Jason Goldsmith
Professor of English, Creative Writing Camp - LAS
Jason Goldsmith is a writer, artist, and educator whose work traces the vexed relationship between art and place from the19th-century Picturesque tradition through today’s twinned unravelling of ecological and social networks. He has published numerous scholarly articles on place-based writing, and his creative nonfiction and art have appeared in River Teeth, Humana Obscura, Grasmere, Indiana Waterways:The Art of Conservation, and on the cover of publications from the University of Iowa Press.
His sense of place sharpened by figures such as Jamaica Kincaid, bell hooks, James Baldwin, and Ross Gay, Goldsmith introduces students to a range of diverse voices to interrogate the limits inherent in literary traditions and to cultivate an inclusive and equitable classroom. He teaches courses on art, literature, and the environment, from Romanticism to 19th-Century British Women Writers, from Jane Austen to Video Game Narrative, from Contemporary Writers to Creative Non-Fiction, and from Urban Sketching to Wilderness Literature.

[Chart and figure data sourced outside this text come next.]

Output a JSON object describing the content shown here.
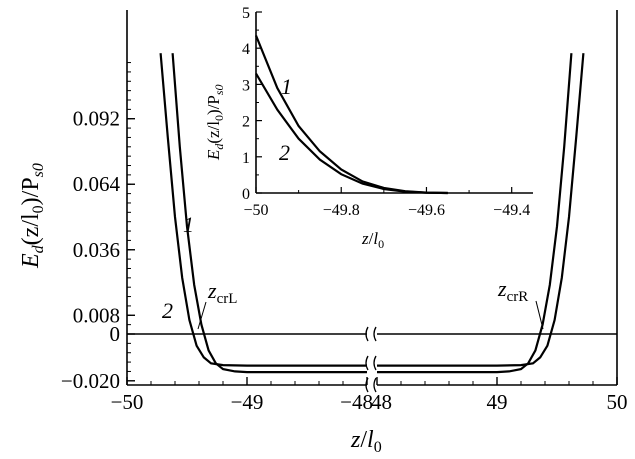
{
  "chart_data": [
    {
      "type": "line",
      "xlabel": "z/l0",
      "ylabel": "Ed(z/l0)/Ps0",
      "broken_x_axis": true,
      "x_segments": [
        [
          -50,
          -48
        ],
        [
          48,
          50
        ]
      ],
      "ylim": [
        -0.02,
        0.12
      ],
      "x_ticks": [
        "−50",
        "−49",
        "−48",
        "48",
        "49",
        "50"
      ],
      "y_ticks": [
        "−0.020",
        "0",
        "0.008",
        "0.036",
        "0.064",
        "0.092"
      ],
      "series": [
        {
          "name": "1",
          "x": [
            -49.72,
            -49.66,
            -49.6,
            -49.54,
            -49.48,
            -49.42,
            -49.36,
            -49.3,
            -49.2,
            -49.0,
            -48.5,
            -48.0,
            48.0,
            48.5,
            49.0,
            49.2,
            49.3,
            49.36,
            49.42,
            49.48,
            49.54,
            49.6,
            49.66,
            49.72
          ],
          "y": [
            0.12,
            0.084,
            0.05,
            0.024,
            0.006,
            -0.005,
            -0.01,
            -0.0125,
            -0.0133,
            -0.0135,
            -0.0135,
            -0.0135,
            -0.0135,
            -0.0135,
            -0.0135,
            -0.0133,
            -0.0125,
            -0.01,
            -0.005,
            0.006,
            0.024,
            0.05,
            0.084,
            0.12
          ]
        },
        {
          "name": "2",
          "x": [
            -49.62,
            -49.56,
            -49.5,
            -49.44,
            -49.38,
            -49.32,
            -49.26,
            -49.2,
            -49.1,
            -49.0,
            -48.5,
            -48.0,
            48.0,
            48.5,
            49.0,
            49.1,
            49.2,
            49.26,
            49.32,
            49.38,
            49.44,
            49.5,
            49.56,
            49.62
          ],
          "y": [
            0.12,
            0.08,
            0.046,
            0.021,
            0.004,
            -0.007,
            -0.0125,
            -0.015,
            -0.016,
            -0.0163,
            -0.0163,
            -0.0163,
            -0.0163,
            -0.0163,
            -0.0163,
            -0.016,
            -0.015,
            -0.0125,
            -0.007,
            0.004,
            0.021,
            0.046,
            0.08,
            0.12
          ]
        }
      ],
      "annotations": [
        "1",
        "2",
        "zcrL",
        "zcrR"
      ]
    },
    {
      "type": "line",
      "xlabel": "z/l0",
      "ylabel": "Ed(z/l0)/Ps0",
      "xlim": [
        -50,
        -49.35
      ],
      "ylim": [
        0,
        5
      ],
      "x_ticks": [
        "−50",
        "−49.8",
        "−49.6",
        "−49.4"
      ],
      "y_ticks": [
        "0",
        "1",
        "2",
        "3",
        "4",
        "5"
      ],
      "series": [
        {
          "name": "1",
          "x": [
            -50.0,
            -49.95,
            -49.9,
            -49.85,
            -49.8,
            -49.75,
            -49.7,
            -49.65,
            -49.6,
            -49.55
          ],
          "y": [
            4.35,
            2.9,
            1.85,
            1.15,
            0.65,
            0.32,
            0.14,
            0.05,
            0.01,
            0.0
          ]
        },
        {
          "name": "2",
          "x": [
            -50.0,
            -49.95,
            -49.9,
            -49.85,
            -49.8,
            -49.75,
            -49.7,
            -49.65,
            -49.6,
            -49.55
          ],
          "y": [
            3.3,
            2.3,
            1.5,
            0.92,
            0.52,
            0.26,
            0.11,
            0.04,
            0.008,
            0.0
          ]
        }
      ],
      "annotations": [
        "1",
        "2"
      ]
    }
  ],
  "text": {
    "main_xlabel_base": "z",
    "main_xlabel_slash": "/",
    "main_xlabel_l": "l",
    "main_xlabel_sub": "0",
    "ylabel_E": "E",
    "ylabel_d": "d",
    "ylabel_mid": "(z/l",
    "ylabel_0": "0",
    "ylabel_close": ")/P",
    "ylabel_s0": "s0",
    "crL_base": "z",
    "crL_sub": "crL",
    "crR_base": "z",
    "crR_sub": "crR",
    "curve1": "1",
    "curve2": "2"
  }
}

He is a member of the Etheridge Knight advisory group, sits on the education subcommittee of the Task Force for Indigenous Inclusion and Engagement, is faculty advisor for the undergraduate journal Manuscripts and an editor of The Hopper, an environmental literary magazine.
When not teaching, he enjoys hiking, sitting by a river while sketching, and spending time outdoors with his wife and children.